Der Ausbruch des Coronavirus brachte nicht nur einen Anstieg des Nachrichtenkonsums1 mit sich, sondern führte auch zu einer allgemeinen Besessenheit von Echtzeitdaten. Innerhalb kürzester Zeit haben wir uns angewöhnt, ständig Dashboards, Graphen und Infografiken zu checken, die Aufschluss über den aktuellen Stand der COVID-19-Fälle in der eigenen Heimatstadt und Region, im eigenen Land und in der Welt geben.2 Viele Zeitungen und Institutionen gaben der Datenvisualisierung einen enormen Schub durch ansprechende, verständliche und interaktive Karten, die die erschreckende Ausbreitung sichtbar machten.
Die Verdopplung der Infektionen in New York alle drei Tage, mit einem Anstieg von 967 auf 238.831 Fälle in knapp 32 Tagen3 ließ uns im April einen kalten Schauer über den Rücken laufen. Denn wir glauben, dass wir die Zahlen, die wir sehen, verstehen können. Am Ende des Tages haben wir alle ein Urvertrauen in die Objektivität von Zahlen, ihre Vergleichbarkeit und Stichhaltigkeit.4 Doch dieses Vertrauen täuscht, denn die Zahlen stellen nur einen Teil der Wahrheit dar.
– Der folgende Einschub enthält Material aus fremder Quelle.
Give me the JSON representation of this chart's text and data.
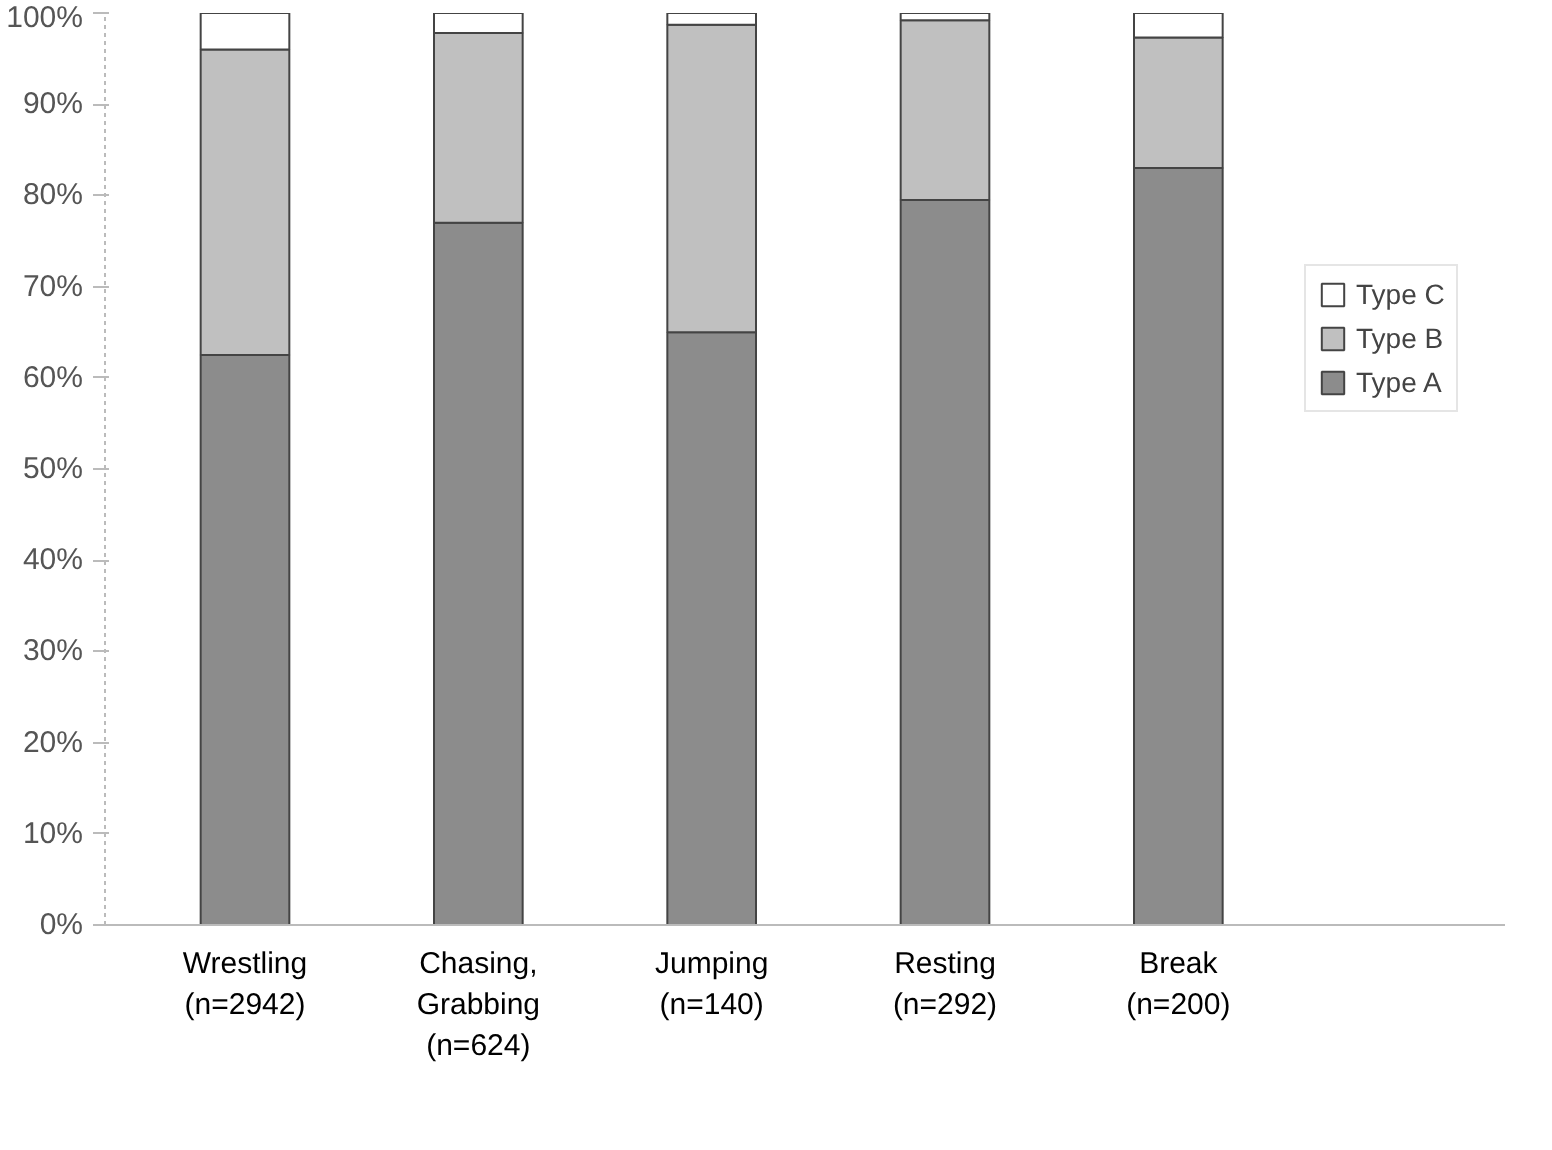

Das Problem mit den Zahlen ist die Tatsache, dass uns nie beigebracht wurde, sie objektiv zu bewerten, statt ihnen per se zu vertrauen. Doch gerade die objektive Bewertung von Daten wirft zwei grundlegende Probleme auf, die wir täglich ignorieren: Messmethode und Kontext.
Messmethoden verstehen.
Um zu begreifen, was eine bestimmte Statistik tatsächlich bedeutet, ist es wichtig, zu verstehen, wie sie erhoben wurde. Sehen wir uns einmal die Zahl der COVID-19-Infizierten an. Während Medien und Regierungsinstitutionen über steigende oder fallende Zahlen von Infizierten in verschiedenen Ländern berichten, werfen sie mit absoluten Werten um sich, lassen dabei jedoch oft den wichtigsten Wert aus den Augen: die Anzahl der getesteten Personen.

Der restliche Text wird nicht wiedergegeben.